It’s been exactly ten years since we lived in the middle hills of the Himalayas. We still miss it. So, to mark the occasion last night, we ate dal bhat together and read chapters 16 and 17 from ‘No Ordinary View’ – reminiscing about our old life on the Dhulikhel ridge, riding around on the motorbike, and doing home-school, and singing in Nepali church, and teaching physio at DMI.

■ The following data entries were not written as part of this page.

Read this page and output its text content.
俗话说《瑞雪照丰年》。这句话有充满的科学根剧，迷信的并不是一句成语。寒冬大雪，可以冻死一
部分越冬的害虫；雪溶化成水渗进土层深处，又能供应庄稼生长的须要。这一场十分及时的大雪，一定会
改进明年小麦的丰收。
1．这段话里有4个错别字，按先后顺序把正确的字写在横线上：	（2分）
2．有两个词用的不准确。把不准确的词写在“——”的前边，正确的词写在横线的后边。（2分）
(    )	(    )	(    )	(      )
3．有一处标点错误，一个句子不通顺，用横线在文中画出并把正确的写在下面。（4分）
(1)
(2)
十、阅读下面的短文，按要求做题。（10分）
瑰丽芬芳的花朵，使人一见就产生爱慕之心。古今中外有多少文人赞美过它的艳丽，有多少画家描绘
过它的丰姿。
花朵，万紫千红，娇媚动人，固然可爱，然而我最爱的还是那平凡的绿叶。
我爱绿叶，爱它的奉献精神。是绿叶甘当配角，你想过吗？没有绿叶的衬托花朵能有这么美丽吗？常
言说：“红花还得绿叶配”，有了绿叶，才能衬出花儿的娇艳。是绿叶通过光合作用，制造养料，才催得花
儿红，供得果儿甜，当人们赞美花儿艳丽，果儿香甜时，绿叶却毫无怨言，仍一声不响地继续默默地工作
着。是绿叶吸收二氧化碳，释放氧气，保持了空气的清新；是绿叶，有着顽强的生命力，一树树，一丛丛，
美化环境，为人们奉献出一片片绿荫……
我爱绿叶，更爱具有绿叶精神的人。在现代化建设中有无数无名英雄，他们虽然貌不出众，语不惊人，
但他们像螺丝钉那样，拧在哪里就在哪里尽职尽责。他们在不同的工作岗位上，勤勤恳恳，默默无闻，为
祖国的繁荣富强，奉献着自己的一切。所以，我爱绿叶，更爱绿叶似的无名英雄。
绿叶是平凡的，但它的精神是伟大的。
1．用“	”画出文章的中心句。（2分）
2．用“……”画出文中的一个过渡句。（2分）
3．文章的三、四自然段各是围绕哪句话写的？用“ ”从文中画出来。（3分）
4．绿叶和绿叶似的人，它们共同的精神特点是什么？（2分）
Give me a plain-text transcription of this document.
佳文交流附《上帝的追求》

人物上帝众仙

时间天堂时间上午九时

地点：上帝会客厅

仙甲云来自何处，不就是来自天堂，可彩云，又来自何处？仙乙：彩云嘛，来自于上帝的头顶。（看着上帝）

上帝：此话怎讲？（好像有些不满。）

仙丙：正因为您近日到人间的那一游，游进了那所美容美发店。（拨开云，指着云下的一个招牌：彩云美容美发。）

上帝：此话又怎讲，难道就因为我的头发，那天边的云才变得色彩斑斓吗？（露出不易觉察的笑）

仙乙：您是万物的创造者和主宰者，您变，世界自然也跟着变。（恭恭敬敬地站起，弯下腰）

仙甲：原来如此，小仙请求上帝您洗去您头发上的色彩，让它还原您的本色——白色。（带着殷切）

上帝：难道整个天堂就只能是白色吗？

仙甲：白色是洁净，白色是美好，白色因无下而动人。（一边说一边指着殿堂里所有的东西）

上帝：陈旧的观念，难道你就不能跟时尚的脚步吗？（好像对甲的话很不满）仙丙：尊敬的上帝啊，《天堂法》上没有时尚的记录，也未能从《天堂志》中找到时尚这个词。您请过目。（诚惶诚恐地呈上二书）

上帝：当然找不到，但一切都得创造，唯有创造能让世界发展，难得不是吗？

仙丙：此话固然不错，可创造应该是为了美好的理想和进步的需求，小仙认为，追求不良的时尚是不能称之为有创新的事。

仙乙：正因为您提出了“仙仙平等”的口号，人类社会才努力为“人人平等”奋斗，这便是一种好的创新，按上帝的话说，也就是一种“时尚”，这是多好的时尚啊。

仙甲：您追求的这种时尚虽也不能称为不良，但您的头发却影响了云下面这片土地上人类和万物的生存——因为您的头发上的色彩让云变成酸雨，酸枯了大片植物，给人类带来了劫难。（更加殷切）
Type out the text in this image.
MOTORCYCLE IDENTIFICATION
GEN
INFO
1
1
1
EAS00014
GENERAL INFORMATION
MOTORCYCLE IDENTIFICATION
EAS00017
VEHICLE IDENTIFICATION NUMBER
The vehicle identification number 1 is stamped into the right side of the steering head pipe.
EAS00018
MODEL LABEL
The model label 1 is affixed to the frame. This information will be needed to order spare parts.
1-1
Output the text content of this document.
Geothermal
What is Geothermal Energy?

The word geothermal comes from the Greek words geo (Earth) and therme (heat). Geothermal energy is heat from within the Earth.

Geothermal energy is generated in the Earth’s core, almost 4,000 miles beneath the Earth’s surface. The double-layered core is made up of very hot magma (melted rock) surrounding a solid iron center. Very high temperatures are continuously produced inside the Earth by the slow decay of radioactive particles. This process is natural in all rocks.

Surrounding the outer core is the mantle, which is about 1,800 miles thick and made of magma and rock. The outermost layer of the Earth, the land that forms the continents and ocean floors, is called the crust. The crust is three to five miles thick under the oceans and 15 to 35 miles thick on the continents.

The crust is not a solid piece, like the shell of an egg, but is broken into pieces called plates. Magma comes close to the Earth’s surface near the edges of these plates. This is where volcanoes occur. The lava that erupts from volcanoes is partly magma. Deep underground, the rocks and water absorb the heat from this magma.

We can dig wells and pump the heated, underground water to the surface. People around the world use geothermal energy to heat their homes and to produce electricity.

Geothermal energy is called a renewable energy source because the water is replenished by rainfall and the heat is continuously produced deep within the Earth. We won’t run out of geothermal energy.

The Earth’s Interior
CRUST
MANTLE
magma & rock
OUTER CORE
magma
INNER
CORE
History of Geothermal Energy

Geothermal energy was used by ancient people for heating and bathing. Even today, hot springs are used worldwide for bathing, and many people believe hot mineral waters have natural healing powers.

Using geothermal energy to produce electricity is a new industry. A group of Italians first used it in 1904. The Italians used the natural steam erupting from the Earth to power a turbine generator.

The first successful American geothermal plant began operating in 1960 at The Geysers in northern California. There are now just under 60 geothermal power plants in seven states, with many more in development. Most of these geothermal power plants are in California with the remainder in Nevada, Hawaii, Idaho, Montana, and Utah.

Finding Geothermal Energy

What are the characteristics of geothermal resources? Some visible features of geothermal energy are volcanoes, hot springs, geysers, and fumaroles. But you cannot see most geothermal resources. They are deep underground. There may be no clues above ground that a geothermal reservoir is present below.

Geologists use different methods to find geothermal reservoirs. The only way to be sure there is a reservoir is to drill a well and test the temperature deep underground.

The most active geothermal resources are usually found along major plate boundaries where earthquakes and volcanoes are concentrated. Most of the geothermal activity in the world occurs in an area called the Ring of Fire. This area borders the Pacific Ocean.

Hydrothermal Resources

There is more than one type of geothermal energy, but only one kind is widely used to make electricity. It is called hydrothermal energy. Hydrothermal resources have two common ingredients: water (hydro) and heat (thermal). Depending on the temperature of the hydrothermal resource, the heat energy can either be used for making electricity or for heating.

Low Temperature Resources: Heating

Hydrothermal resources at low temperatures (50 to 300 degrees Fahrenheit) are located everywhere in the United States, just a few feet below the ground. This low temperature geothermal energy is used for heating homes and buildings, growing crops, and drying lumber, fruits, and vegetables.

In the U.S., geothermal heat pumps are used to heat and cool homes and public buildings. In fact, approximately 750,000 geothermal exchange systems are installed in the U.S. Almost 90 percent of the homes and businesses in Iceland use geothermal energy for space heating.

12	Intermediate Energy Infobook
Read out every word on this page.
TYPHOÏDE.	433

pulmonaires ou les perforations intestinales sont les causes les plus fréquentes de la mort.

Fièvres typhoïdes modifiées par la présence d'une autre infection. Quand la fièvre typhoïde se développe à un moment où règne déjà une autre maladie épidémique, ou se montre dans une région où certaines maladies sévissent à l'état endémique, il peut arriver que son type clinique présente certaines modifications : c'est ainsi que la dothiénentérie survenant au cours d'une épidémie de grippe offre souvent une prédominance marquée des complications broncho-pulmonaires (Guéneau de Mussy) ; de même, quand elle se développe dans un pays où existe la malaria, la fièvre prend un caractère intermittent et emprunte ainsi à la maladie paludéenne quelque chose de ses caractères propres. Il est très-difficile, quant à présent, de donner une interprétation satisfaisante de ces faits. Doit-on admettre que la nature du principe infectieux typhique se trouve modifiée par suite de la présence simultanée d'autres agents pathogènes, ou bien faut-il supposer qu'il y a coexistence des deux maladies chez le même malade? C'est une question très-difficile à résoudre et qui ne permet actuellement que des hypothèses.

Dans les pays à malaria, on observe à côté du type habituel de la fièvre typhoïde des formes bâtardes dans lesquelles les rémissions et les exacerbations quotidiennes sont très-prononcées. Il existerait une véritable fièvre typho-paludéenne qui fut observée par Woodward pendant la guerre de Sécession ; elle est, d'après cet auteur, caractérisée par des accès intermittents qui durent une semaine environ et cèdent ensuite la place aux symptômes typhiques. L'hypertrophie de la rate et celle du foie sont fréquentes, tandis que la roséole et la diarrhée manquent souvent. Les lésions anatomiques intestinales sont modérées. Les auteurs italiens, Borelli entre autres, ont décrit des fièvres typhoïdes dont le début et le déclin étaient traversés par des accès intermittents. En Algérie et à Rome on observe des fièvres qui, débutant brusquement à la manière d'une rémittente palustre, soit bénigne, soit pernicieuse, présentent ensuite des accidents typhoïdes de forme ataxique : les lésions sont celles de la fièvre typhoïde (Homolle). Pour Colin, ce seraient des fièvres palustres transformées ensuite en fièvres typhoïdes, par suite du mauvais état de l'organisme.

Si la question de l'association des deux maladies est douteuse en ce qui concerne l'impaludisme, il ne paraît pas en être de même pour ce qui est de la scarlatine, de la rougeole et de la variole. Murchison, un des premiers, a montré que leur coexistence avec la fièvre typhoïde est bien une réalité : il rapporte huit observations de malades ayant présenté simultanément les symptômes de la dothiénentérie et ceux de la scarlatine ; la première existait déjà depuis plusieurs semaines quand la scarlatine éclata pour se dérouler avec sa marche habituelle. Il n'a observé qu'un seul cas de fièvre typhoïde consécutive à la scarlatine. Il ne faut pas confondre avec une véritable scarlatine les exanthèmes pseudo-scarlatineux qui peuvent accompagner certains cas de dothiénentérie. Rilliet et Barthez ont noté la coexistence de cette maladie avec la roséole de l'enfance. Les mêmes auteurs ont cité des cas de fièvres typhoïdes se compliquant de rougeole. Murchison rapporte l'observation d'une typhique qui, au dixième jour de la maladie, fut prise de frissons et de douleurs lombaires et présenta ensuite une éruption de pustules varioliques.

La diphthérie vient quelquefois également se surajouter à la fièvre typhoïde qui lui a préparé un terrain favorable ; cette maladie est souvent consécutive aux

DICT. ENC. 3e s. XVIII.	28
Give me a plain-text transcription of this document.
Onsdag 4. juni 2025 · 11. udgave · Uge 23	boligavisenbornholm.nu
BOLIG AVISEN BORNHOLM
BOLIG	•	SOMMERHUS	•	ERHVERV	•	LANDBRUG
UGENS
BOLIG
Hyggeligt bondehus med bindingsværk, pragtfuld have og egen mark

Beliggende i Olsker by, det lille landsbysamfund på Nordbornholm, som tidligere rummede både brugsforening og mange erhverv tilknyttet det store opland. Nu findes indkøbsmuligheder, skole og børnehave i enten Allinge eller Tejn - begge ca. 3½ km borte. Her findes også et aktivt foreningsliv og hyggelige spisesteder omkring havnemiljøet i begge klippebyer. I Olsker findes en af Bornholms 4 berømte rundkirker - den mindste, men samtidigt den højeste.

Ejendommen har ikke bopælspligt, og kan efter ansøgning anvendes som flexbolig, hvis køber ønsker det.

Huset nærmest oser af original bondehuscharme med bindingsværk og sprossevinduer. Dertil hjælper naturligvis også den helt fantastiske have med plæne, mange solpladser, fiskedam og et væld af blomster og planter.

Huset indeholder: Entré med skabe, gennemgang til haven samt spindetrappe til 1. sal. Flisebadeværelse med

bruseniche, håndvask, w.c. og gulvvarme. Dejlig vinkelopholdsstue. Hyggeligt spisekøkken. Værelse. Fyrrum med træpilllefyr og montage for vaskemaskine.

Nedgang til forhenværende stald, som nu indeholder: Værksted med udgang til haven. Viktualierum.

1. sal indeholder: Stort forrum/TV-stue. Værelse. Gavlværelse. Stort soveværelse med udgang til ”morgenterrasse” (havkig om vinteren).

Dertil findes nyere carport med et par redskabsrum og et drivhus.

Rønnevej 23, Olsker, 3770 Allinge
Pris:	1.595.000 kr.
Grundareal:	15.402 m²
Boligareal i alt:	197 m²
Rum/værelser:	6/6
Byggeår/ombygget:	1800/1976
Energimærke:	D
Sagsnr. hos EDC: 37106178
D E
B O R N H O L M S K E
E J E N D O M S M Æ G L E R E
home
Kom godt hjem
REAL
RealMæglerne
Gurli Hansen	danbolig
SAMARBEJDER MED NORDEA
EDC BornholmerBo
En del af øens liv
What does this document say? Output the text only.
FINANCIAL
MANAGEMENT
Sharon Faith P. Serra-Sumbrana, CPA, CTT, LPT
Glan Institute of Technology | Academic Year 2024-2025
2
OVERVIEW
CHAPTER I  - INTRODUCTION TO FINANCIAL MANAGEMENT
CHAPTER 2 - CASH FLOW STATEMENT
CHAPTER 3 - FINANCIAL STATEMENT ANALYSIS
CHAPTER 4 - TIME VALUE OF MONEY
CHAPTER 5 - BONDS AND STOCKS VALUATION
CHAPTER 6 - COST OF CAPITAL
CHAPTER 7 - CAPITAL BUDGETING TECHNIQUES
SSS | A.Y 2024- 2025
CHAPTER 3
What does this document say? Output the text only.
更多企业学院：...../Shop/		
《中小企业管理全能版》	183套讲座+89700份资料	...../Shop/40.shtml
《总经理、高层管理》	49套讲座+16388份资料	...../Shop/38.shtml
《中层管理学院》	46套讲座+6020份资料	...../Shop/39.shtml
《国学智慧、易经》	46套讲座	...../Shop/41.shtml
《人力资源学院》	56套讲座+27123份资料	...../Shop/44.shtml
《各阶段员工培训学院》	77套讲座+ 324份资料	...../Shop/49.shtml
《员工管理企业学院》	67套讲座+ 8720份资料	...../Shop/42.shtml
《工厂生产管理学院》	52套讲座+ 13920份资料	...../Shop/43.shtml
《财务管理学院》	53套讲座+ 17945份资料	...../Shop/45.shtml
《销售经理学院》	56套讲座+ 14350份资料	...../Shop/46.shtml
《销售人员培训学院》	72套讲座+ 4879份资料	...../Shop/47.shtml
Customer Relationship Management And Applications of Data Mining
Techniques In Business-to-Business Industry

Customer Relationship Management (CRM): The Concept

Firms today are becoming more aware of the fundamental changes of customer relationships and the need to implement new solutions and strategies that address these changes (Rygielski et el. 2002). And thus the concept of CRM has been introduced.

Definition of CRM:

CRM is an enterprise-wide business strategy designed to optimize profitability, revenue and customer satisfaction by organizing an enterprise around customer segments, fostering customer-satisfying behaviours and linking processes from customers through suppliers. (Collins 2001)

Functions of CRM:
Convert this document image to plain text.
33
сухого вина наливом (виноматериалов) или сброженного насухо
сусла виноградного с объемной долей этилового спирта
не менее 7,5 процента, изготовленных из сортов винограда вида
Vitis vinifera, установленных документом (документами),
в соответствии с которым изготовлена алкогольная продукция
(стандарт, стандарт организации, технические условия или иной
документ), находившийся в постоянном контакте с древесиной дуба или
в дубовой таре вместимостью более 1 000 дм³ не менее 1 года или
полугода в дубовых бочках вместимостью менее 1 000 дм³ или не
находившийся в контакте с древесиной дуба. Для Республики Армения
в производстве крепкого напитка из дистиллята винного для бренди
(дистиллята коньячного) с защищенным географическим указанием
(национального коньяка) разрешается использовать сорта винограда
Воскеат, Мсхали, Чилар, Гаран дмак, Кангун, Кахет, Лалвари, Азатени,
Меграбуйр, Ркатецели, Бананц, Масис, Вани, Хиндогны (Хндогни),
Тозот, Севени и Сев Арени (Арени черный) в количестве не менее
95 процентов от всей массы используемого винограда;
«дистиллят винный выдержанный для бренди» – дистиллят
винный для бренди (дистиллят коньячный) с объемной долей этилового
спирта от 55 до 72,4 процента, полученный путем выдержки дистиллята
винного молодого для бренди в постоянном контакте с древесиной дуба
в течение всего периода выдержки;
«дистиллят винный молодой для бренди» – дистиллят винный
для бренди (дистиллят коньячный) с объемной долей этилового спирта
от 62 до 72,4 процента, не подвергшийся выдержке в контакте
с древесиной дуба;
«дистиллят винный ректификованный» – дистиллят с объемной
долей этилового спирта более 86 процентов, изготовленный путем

In chapters 16 and 17, we also lived through the revolution, and three weeks of daytime curfew, stuck in Kathmandu, away from our home and belongings and friends in Dhulikhel. The embassies were evacuating all their ‘non-essential’ staff and two million people were about to storm the palace, so we got up at 3.30am and raced the curfew, in order to retrieve our belongings from Dhulikhel. We drove through pitch blackness, and piles of burning rubble and debris and broken glass and soldiers trying to enforce the night time curfew. Then we arrived at our home and packed it up in half an hour, between 5.15am and 5.45am, racing around the rooms with pillowcases and shouting goodbye to our terraced back yard… and then we leapt back in the van to be back in Kathmandu before 7.00am, when the riot to end all riots would begin. But we reached the Ring Road and it was quiet. Where were all the people? Then we read the news. Overnight the king had given in, and restored power to the people. The ten year civil war was over. So we ate democracy momos on the roof of the INF flat and celebrated.

Last night, after reading chapter 17, I put the book down and we all said, “Wow”. And then we said, “I wish we could do it again.”